Now back to the theorem. Without loss of generality, assume that $$\operatorname{h}(B_1) \le \operatorname{h}(B_2)$$. On the one hand, if $$\operatorname{chain}(T_2)$$ doesn't include a block at height $$\operatorname{h}(B_1)$$, then the first block at height greater than $$\operatorname{h}(B_1)$$ must include skips from more than $$^2\!/_3$$ of the block producers in $$E$$ which conflict with endorsements in $$\operatorname{prev}(T_1)$$, therefore, more than $$^1\!/_3$$ of the block producers in $$E$$ must have signed conflicting skip and endorsement. Similarly, if $$\operatorname{chain}(T_2)$$ doesn't include a block at height $$\operatorname{h}(B_1)+1$$, more than $$^1\!/_3$$ of the block producers in $$E$$ signed both an endorsement in $$T_1$$ and a skip in the first block in $$\operatorname{chain}(T_2)$$ at height greater than $$\operatorname{h}(T_1)$$. On the other hand, if $$\operatorname{chain}(T_2)$$ includes both a block at height $$\operatorname{h}(B_1)$$ and a block at height $$\operatorname{h}(B_1)+1$$, the latter must include endorsements for the former, which conflict with endorsements for $$B_1$$. Therefore, more than $$^1\!/_3$$ of the block producers in $$E$$ must have signed conflicting endorsements. Thus, the theorem is proven.

## Liveness

See the proof of liveness in near.ai/doomslug. The consensus in this section differs in that it requires two consecutive blocks with endorsements. The proof in the linked paper trivially extends, by observing that once the delay is sufficiently long for a honest block producer to collect enough endorsements, the next block producer ought to have enough time to collect all the endorsements too.

## Approval condition

The approval condition above

Any valid block must logically include approvals from block producers whose cumulative stake exceeds 2/3 of the total stake in the epoch. For a block B and its previous block B' each approval in B must be an Endorsement with the hash of B' if and only if B.height == B'.height + 1, otherwise it must be a Skip with the height of B'

Is more complex that desired, and it is tempting to unify the two conditions. Unfortunately, they cannot be unified.
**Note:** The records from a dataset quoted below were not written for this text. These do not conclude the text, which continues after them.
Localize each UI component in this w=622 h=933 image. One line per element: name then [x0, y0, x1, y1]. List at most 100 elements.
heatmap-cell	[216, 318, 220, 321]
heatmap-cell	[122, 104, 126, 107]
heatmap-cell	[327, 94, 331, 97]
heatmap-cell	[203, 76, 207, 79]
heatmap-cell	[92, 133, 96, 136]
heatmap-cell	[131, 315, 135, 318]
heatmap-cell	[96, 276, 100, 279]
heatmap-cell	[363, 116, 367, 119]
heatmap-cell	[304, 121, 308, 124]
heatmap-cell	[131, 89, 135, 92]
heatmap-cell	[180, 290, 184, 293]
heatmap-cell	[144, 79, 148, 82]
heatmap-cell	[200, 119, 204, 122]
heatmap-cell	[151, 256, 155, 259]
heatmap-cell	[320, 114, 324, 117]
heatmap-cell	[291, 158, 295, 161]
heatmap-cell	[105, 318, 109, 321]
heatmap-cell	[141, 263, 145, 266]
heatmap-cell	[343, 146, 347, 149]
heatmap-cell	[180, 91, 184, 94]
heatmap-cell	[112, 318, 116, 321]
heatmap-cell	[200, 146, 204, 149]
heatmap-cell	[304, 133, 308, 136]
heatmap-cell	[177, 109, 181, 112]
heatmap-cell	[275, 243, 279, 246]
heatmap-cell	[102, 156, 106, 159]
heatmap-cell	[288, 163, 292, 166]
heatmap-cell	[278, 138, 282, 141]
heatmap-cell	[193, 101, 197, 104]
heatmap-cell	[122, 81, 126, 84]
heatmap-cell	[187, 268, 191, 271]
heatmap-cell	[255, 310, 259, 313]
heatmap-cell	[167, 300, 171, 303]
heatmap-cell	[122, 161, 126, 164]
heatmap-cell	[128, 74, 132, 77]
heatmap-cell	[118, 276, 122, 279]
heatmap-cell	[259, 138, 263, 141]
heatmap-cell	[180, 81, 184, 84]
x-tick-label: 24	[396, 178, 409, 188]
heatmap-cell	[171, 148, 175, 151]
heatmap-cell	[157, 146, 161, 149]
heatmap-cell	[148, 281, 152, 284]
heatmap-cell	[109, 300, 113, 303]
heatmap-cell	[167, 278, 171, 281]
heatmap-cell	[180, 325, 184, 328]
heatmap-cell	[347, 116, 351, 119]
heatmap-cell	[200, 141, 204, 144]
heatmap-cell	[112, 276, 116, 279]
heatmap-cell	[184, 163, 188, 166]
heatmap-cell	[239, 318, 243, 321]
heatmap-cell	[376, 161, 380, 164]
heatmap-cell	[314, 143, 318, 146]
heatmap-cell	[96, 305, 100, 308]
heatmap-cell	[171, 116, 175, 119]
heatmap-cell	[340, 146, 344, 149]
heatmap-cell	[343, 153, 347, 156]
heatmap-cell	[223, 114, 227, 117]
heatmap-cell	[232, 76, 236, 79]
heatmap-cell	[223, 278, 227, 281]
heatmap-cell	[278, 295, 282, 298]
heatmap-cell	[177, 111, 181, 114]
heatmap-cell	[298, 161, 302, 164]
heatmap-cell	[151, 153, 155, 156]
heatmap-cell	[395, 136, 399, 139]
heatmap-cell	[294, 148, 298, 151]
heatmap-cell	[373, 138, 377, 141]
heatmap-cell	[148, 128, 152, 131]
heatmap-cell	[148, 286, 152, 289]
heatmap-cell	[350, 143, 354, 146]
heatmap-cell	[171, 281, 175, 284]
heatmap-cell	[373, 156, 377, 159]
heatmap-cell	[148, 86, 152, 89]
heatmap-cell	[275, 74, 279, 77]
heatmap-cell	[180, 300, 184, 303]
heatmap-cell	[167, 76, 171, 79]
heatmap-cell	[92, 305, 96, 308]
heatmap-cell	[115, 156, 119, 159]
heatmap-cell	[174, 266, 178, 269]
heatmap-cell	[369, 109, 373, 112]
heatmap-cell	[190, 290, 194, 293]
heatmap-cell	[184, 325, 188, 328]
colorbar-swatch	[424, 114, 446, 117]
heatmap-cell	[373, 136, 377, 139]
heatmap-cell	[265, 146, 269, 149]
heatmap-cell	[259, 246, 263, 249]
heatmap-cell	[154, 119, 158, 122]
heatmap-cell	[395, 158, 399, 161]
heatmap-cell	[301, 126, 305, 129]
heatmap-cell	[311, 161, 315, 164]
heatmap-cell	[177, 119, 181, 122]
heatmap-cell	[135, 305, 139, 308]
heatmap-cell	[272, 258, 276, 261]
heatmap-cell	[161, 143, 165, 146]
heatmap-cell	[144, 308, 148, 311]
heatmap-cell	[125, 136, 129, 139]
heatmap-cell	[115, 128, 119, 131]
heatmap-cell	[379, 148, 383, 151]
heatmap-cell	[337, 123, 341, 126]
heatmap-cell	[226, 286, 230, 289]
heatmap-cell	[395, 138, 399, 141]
It is critical that for endorsements each approval has the prev_hash equal to the hash of the previous block, because otherwise the safety proof above doesn't work, in the second case the endorsements in B1 and Bx can be the very same approvals.

It is critical that for the skip messages we do not require the hashes in the approvals to match the hash of the previous block, because otherwise a malicious actor can create two blocks at the same height, and distribute them such that half of the block producers have one as their head, and the other half has the other. The two halves of the block producers will be sending skip messages with different prev_hash but the same prev_height to the future block producers, and if there's a requirement that the prev_hash in the skip matches exactly the prev_hash of the block, no block producer will be able to create their blocks.